Must ISPs "Upgrade or Die?"

"You upgrade or you die" is the catchy sub-title to a new report by GigU on the state of gigabit Internet access in the United States.

“We have made enormous progress,” the report suggests. “Scores of American communities” are building such networks. Moreover, “in a radical change ove rthe past 12 months, multiple service providers are initiating their own efforts.”

The “upgrade or you die” sub-title explains GigU’s view of competitive dynamics, where Google Fiber and municipal or other public-private testbeds have changed the competitive context.

The report also notes that progress towards gigabit access is not at a point where progress is “inevitable or irreversible.”

“We admit we’re not really sure that it is a case of upgrade or die for every telco or cable company,” the authors say. That likely is correct. In many markets, customers might not wish to buy gigabit services, at current or projected future price levels, compared to offers of 100 Mbps or 300 Mbps at lower price points.

Indeed, that is a current bet many cable companies are making, essentially gambling that, in the near term, the practical difference in end user experience between 100 Mbps or 300 Mbps and 1 Gbps is relatively slight.

But some extrapolation of Internet access speed trends since the days of dial-up access would suggest gigabit access will indeed be quite typical at some point.
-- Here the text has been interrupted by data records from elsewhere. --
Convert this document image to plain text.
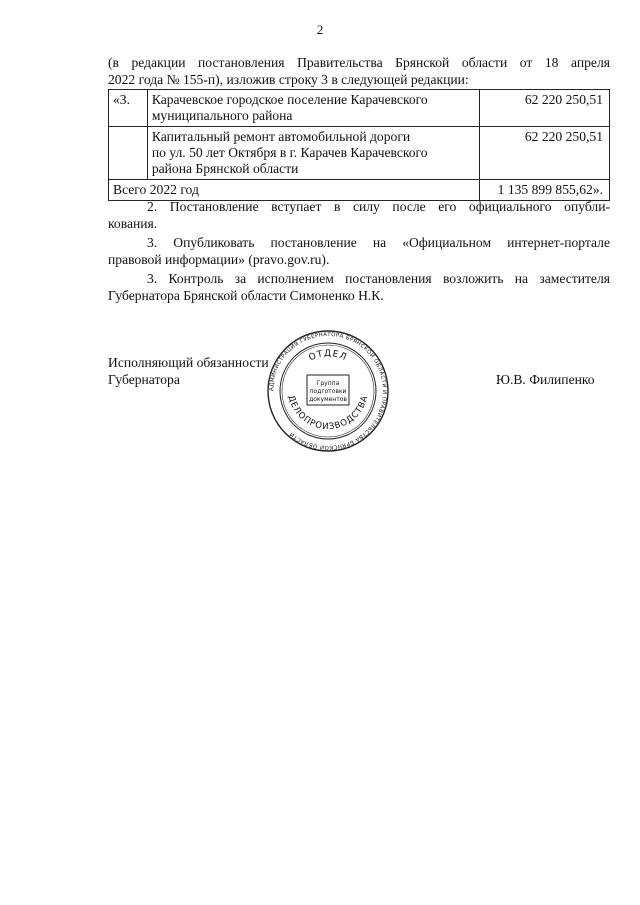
2
(в редакции постановления Правительства Брянской области от 18 апреля
2022 года № 155-п), изложив строку 3 в следующей редакции:
«3.	Карачевское городское поселение Карачевского
муниципального района	62 220 250,51

	Капитальный ремонт автомобильной дороги
по ул. 50 лет Октября в г. Карачев Карачевского
района Брянской области	62 220 250,51
Всего 2022 год		1 135 899 855,62».
2. Постановление вступает в силу после его официального опубли-
кования.
3. Опубликовать постановление на «Официальном интернет-портале
правовой информации» (pravo.gov.ru).
3. Контроль за исполнением постановления возложить на заместителя
Губернатора Брянской области Симоненко Н.К.
Исполняющий обязанности
Губернатора	Ю.В. Филипенко
АДМИНИСТРАЦИЯ ГУБЕРНАТОРА БРЯНСКОЙ ОБЛАСТИ И ПРАВИТЕЛЬСТВА БРЯНСКОЙ ОБЛАСТИ
ОТДЕЛ
ДЕЛОПРОИЗВОДСТВА
Группа
подготовки
документов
The issue is “when?”

By some reasonable extrapolation, it has been possible to suggest that 100 Mbps would be a typical access speed in the U.S. market by 2020, as crazy as that might have seemed 10 years ago, or even five years ago.
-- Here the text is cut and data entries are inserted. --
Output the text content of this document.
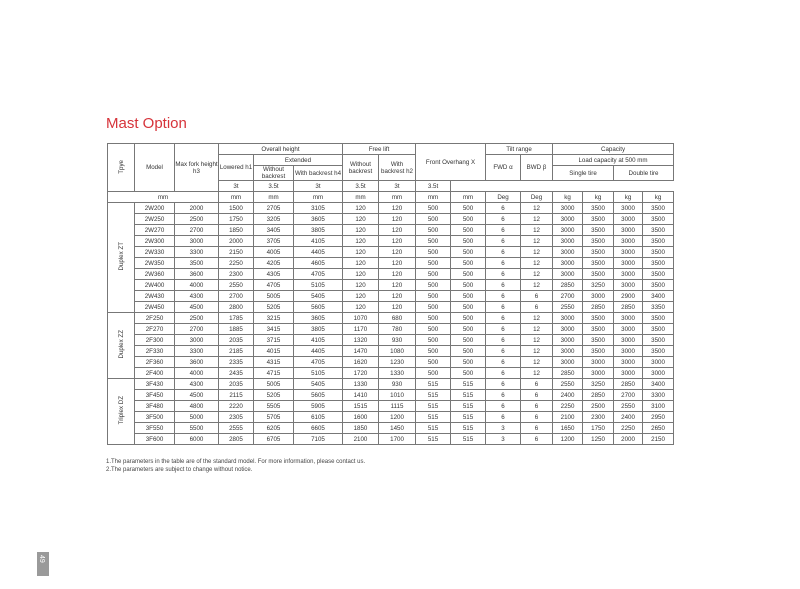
Mast Option
Tpye	Model	Max fork height h3	Overall height			Free lift		Front Overhang X		Tilt range		Capacity			
			Lowered h1	Extended		Without backrest	With backrest h2			FWD α	BWD β	Load capacity at 500 mm			
				Without backrest	With backrest h4							Single tire		Double tire	
			3t	3.5t	3t	3.5t	3t	3.5t							
mm			mm	mm	mm	mm	mm	mm	mm	Deg	Deg	kg	kg	kg	kg
Duplex ZT	2W200	2000	1500	2705	3105	120	120	500	500	6	12	3000	3500	3000	3500
	2W250	2500	1750	3205	3605	120	120	500	500	6	12	3000	3500	3000	3500
	2W270	2700	1850	3405	3805	120	120	500	500	6	12	3000	3500	3000	3500
	2W300	3000	2000	3705	4105	120	120	500	500	6	12	3000	3500	3000	3500
	2W330	3300	2150	4005	4405	120	120	500	500	6	12	3000	3500	3000	3500
	2W350	3500	2250	4205	4605	120	120	500	500	6	12	3000	3500	3000	3500
	2W360	3600	2300	4305	4705	120	120	500	500	6	12	3000	3500	3000	3500
	2W400	4000	2550	4705	5105	120	120	500	500	6	12	2850	3250	3000	3500
	2W430	4300	2700	5005	5405	120	120	500	500	6	6	2700	3000	2900	3400
	2W450	4500	2800	5205	5605	120	120	500	500	6	6	2550	2850	2850	3350
Duplex ZZ	2F250	2500	1785	3215	3605	1070	680	500	500	6	12	3000	3500	3000	3500
	2F270	2700	1885	3415	3805	1170	780	500	500	6	12	3000	3500	3000	3500
	2F300	3000	2035	3715	4105	1320	930	500	500	6	12	3000	3500	3000	3500
	2F330	3300	2185	4015	4405	1470	1080	500	500	6	12	3000	3500	3000	3500
	2F360	3600	2335	4315	4705	1620	1230	500	500	6	12	3000	3000	3000	3000
	2F400	4000	2435	4715	5105	1720	1330	500	500	6	12	2850	3000	3000	3000
Triplex DZ	3F430	4300	2035	5005	5405	1330	930	515	515	6	6	2550	3250	2850	3400
	3F450	4500	2115	5205	5605	1410	1010	515	515	6	6	2400	2850	2700	3300
	3F480	4800	2220	5505	5905	1515	1115	515	515	6	6	2250	2500	2550	3100
	3F500	5000	2305	5705	6105	1600	1200	515	515	6	6	2100	2300	2400	2950
	3F550	5500	2555	6205	6605	1850	1450	515	515	3	6	1650	1750	2250	2650
	3F600	6000	2805	6705	7105	2100	1700	515	515	3	6	1200	1250	2000	2150

1.The parameters in the table are of the standard model. For more information, please contact us.

2.The parameters are subject to change without notice.

49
In 2002, it is hard to remember, only about 10 percent of U.S. households were buying broadband service. A decade later, virtually all Internet-using households were buying broadband access service.

Researchers at Technology Futures continue to suggest that 100 Mbps will be a common access speed for U.S. households by 2020, for example.
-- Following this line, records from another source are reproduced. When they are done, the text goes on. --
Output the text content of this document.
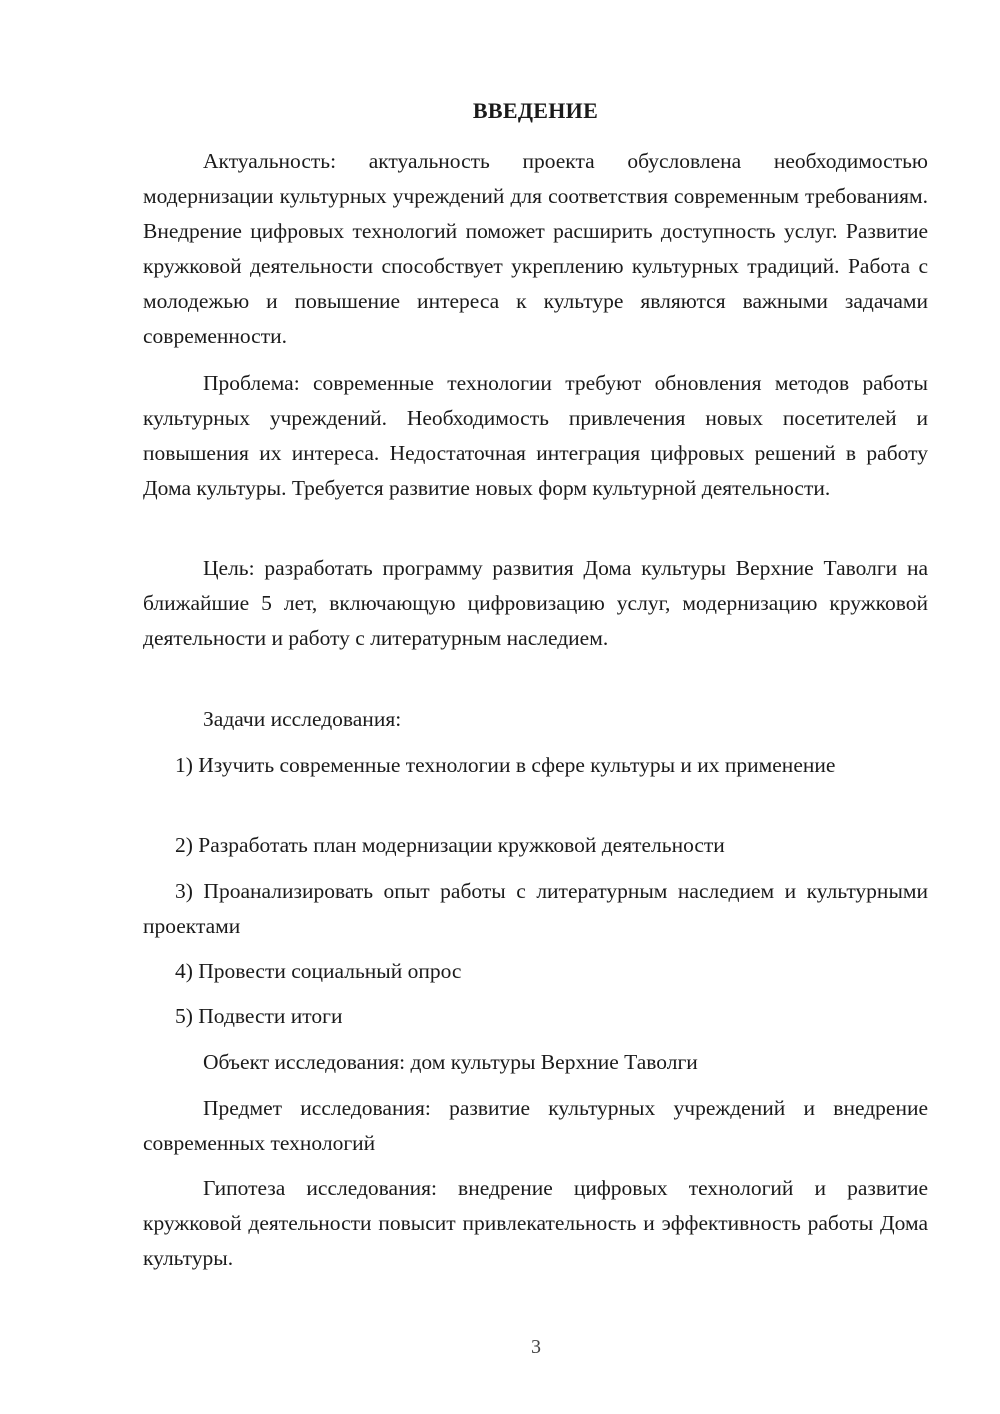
ВВЕДЕНИЕ

Актуальность: актуальность проекта обусловлена необходимостью модернизации культурных учреждений для соответствия современным требованиям. Внедрение цифровых технологий поможет расширить доступность услуг. Развитие кружковой деятельности способствует укреплению культурных традиций. Работа с молодежью и повышение интереса к культуре являются важными задачами современности.

Проблема: современные технологии требуют обновления методов работы культурных учреждений. Необходимость привлечения новых посетителей и повышения их интереса. Недостаточная интеграция цифровых решений в работу Дома культуры. Требуется развитие новых форм культурной деятельности.

Цель: разработать программу развития Дома культуры Верхние Таволги на ближайшие 5 лет, включающую цифровизацию услуг, модернизацию кружковой деятельности и работу с литературным наследием.

Задачи исследования:

1) Изучить современные технологии в сфере культуры и их применение

2) Разработать план модернизации кружковой деятельности

3) Проанализировать опыт работы с литературным наследием и культурными проектами

4) Провести социальный опрос

5) Подвести итоги

Объект исследования: дом культуры Верхние Таволги

Предмет исследования: развитие культурных учреждений и внедрение современных технологий

Гипотеза исследования: внедрение цифровых технологий и развитие кружковой деятельности повысит привлекательность и эффективность работы Дома культуры.

3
The new issue is how common gigabit access will be.

A reasonable forecast would have about half of U.S. broadband access users buying 100 Mbps connections--or faster--by about 2020.

About 10 percent will be buying 50 Mbps connections.

Nearly 24 percent will still be buying 24 Mbps service.

In 2009, Technology Futures predicted that, in 2015, about 20 percent of U.S. households would be buying access at 100 Mbps, about 20 percent at 50 Mbps, and something more than 20 percent will be buying service at about 24 Mbps.

That might have seemed a bold forecast back in 2009, but Technology Futures uses a rather common method of technology forecasting that has proven useful. In fact, Technology Futures has been relatively accurate about access speeds for a couple of decades, at least.

The 2009 forecast by Technology Futures furthermore seems to be a reasonable approximation of reality. Technology Futures had expected that roughly 20 percent of U.S. households would be buying 1.5 Mbps service by about 2010, another 20 percent would be buying 24 Mbps service, while 40 percent of U.S. households would be buying 6 Mbps service.

The Technology Futures estimates of 2009 seem to match other data reasonably well. An Akamai study suggested that typical U.S. access speeds. were about 4 Mbps, on average, in 2010,

Moore's Law, in fact, fairly well describes the growth of Internet access speeds in the U.S. market, since the time of dial-up access.

The point is simple enough: if Internet access bandwidth doubles every year, it is only a matter of time before 1 Gbps is a standard access offering. There will be a lag between the leading edge adopters and mainstream adopters.

But the more important point might be that mainstream users will, over time, have access to hundreds of megabits per second, where they now buy scores of megabits per second.